Kaye Erica C, Abramson Zachary R, Snaman Jennifer M, Friebert Sarah E, Baker Justin N
Department of Oncology, St. Jude Children's Research Hospital, Memphis, Tennessee, USA.
Department of Radiology, Baptist Hospital, Memphis, Tennessee, USA.
J Pain Symptom Manage. 2017 May;53(5):952-961. doi: 10.1016/j.jpainsymman.2016.12.326. Epub 2017 Jan 3.
Workforce productivity is poorly defined in health care. Particularly in the field of pediatric palliative care (PPC), the absence of consensus metrics impedes aggregation and analysis of data to track workforce efficiency and effectiveness. Lack of uniformly measured data also compromises the development of innovative strategies to improve productivity and hinders investigation of the link between productivity and quality of care, which are interrelated but not interchangeable.

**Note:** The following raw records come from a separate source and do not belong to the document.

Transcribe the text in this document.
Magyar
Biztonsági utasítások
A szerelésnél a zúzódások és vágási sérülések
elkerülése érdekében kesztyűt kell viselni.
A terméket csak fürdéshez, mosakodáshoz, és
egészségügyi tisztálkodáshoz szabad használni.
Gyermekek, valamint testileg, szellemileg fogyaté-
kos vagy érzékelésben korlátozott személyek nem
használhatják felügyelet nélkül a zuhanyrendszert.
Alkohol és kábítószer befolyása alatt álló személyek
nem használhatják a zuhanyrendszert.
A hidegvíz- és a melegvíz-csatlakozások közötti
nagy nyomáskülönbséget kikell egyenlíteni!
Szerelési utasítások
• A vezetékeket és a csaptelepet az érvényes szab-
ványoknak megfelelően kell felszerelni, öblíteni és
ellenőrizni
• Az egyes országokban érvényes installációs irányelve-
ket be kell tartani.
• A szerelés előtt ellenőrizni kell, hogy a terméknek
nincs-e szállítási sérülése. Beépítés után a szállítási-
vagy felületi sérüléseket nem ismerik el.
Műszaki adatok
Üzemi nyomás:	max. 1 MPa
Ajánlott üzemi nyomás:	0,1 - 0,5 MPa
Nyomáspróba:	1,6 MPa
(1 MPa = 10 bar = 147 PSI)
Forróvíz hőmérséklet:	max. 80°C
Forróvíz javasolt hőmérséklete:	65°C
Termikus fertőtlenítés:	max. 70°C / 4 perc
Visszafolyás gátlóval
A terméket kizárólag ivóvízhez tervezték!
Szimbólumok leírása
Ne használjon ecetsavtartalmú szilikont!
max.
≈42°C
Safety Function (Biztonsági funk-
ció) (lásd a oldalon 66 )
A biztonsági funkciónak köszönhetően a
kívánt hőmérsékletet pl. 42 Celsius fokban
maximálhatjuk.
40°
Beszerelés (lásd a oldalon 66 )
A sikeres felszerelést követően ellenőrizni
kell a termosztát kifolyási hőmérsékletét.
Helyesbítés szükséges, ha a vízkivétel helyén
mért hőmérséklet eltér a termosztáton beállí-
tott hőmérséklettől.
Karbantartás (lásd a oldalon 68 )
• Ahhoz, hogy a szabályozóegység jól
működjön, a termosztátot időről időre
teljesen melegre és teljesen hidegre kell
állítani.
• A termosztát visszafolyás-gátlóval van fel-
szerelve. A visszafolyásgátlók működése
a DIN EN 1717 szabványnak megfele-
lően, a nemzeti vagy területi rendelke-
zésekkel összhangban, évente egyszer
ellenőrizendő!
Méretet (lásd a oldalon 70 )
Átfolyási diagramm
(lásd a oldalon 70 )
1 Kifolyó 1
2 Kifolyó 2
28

To review the literature regarding the definition and measurement of productivity in PPC; to identify barriers to productivity within traditional PPC models; and to recommend novel metrics to study productivity as a component of quality care in PPC.
PubMed and Cochrane Database of Systematic Reviews searches for scholarly literature were performed using key words (pediatric palliative care, palliative care, team, workforce, workflow, productivity, algorithm, quality care, quality improvement, quality metric, inpatient, hospital, consultation, model) for articles published between 2000 and 2016. Organizational searches of Center to Advance Palliative Care, National Hospice and Palliative Care Organization, National Association for Home Care & Hospice, American Academy of Hospice and Palliative Medicine, Hospice and Palliative Nurses Association, National Quality Forum, and National Consensus Project for Quality Palliative Care were also performed. Additional semistructured interviews were conducted with directors from seven prominent PPC programs across the U.S. to review standard operating procedures for PPC team workflow and productivity.
Little consensus exists in the PPC field regarding optimal ways to define, measure, and analyze provider and program productivity. Barriers to accurate monitoring of productivity include difficulties with identification, measurement, and interpretation of metrics applicable to an interdisciplinary care paradigm. In the context of inefficiencies inherent to traditional consultation models, novel productivity metrics are proposed.
Further research is needed to determine optimal metrics for monitoring productivity within PPC teams. Innovative approaches should be studied with the goal of improving efficiency of care without compromising value.
医疗保健领域对劳动力生产率的定义尚不明确。特别是在儿科姑息治疗(PPC)领域,缺乏共识性指标阻碍了对数据的汇总和分析,从而难以追踪劳动力效率和效果。缺乏统一衡量的数据也不利于制定提高生产率的创新策略,阻碍了对生产率与护理质量之间关系的研究,而这两者相互关联但不可相互替代。
回顾有关PPC中生产率定义和测量的文献;确定传统PPC模式下生产率的障碍;并推荐新的指标来研究生产率,将其作为PPC中优质护理的一个组成部分。
使用关键词(儿科姑息治疗、姑息治疗、团队、劳动力、工作流程、生产率、算法、优质护理、质量改进、质量指标、住院患者、医院、会诊、模式)在PubMed和Cochrane系统评价数据库中搜索2000年至2016年发表的学术文献。还对推进姑息治疗中心、全国临终关怀与姑息治疗组织、全国家庭护理与临终关怀协会、美国临终关怀与姑息医学学会、临终关怀与姑息护理护士协会、国家质量论坛和国家姑息治疗质量共识项目进行了机构搜索。另外,对美国七个著名PPC项目的主任进行了半结构化访谈,以审查PPC团队工作流程和生产率的标准操作程序。
在PPC领域,对于定义、测量和分析提供者及项目生产率的最佳方法,几乎没有达成共识。准确监测生产率的障碍包括难以识别、测量和解释适用于跨学科护理模式的指标。鉴于传统会诊模式固有的低效情况,提出了新的生产率指标。
需要进一步研究以确定监测PPC团队生产率的最佳指标。应研究创新方法,目标是在不损害价值的情况下提高护理效率。